One must go back 30 years to find a time when America's intelligence agencies were under such assault. Back then, America's spy agencies were lumbered with revelations of assassination plots, mind-control experiments, and illegal spying on Americans. Today, the charges are different. If the crisis a generation ago was of accountability, the trouble now centers more on competence. The release last week of the final report by the bipartisan 9/11 commission was just the latest humiliation for the intelligence community (Page 34); that report comes hard on the heels of the Senate Intelligence Committee's July 7 critique of the community's assessments of Iraq's prewar weapons capabilities.

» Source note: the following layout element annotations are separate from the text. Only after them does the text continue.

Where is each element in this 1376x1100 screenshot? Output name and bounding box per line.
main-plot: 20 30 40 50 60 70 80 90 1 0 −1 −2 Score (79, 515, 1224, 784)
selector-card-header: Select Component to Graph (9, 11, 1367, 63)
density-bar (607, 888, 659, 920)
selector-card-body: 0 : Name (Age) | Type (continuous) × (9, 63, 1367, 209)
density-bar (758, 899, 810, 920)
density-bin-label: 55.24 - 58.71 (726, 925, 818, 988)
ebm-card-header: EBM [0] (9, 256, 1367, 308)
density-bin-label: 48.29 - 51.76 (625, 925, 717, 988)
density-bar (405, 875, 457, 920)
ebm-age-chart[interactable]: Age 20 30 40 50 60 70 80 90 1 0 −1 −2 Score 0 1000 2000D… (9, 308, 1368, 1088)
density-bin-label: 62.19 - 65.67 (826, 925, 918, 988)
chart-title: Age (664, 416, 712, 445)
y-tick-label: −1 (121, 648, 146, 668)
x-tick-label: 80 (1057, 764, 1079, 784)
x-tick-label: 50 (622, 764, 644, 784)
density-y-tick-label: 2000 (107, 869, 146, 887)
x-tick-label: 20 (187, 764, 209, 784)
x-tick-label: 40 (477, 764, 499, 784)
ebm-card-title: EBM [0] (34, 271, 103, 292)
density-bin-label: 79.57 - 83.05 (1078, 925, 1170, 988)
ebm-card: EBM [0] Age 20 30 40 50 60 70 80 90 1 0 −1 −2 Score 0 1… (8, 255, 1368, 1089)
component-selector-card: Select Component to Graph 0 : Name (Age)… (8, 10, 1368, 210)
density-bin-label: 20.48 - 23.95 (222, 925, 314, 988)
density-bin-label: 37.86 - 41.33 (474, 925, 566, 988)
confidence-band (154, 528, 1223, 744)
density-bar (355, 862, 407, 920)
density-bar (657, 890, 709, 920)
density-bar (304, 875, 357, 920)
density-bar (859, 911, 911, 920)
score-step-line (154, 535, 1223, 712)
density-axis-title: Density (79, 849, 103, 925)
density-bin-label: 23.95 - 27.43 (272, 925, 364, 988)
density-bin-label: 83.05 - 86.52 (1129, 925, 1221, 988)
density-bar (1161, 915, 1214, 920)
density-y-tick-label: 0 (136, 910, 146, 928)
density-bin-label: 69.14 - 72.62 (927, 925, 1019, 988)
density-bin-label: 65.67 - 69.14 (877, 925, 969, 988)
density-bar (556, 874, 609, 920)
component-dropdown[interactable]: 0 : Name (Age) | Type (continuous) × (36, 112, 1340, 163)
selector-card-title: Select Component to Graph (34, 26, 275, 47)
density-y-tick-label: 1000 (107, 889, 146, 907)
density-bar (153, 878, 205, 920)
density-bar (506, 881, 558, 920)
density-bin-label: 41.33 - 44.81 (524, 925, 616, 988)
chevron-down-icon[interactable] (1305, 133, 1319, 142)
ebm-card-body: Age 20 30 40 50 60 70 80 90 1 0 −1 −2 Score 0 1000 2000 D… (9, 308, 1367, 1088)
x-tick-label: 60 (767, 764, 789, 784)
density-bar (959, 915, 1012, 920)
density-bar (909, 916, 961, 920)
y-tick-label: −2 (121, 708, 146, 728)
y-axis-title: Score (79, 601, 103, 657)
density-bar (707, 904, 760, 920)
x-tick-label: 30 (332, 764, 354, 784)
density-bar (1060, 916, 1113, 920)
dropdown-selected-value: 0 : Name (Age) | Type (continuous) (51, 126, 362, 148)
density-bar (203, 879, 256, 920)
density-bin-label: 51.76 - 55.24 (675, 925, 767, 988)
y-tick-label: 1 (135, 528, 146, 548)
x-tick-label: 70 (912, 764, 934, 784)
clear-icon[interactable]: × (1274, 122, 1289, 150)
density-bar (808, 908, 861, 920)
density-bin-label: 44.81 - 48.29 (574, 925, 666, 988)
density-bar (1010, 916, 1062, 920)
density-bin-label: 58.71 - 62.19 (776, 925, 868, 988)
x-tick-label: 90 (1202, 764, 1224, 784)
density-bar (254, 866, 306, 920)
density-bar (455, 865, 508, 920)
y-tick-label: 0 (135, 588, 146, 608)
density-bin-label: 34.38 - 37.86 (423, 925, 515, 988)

After 9/11, Americans had good reason to assume the nation's intelligence capabilities were being improved. But then came the Iraq war and the subsequent revelations that the CIA's "slam dunk" intelligence on Saddam Hussein's stockpiles of banned weapons was a complete air ball, a casualty of badly forged documents, eager exiles with outlandish stories, and analysis that, in the most charitable sense, could be described as flawed. The Senate Intelligence Committee's 511-page Iraq report documents how on the country's weightiest issue--whether to launch a pre-emptive war--the U.S. intelligence community ended up wrong on virtually every critical point. "In short," laments Sen. Jay Rockefeller, the intelligence panel's ranking Democrat, "we went to war in Iraq based on false claims."

The record of failures, combined with new threats and high-tech challenges, has pushed serious intelligence reform to center stage for the first time in 40 years. In its final report, the 9/11 commission is calling for a major restructuring; many top intelligence officials agree change is overdue.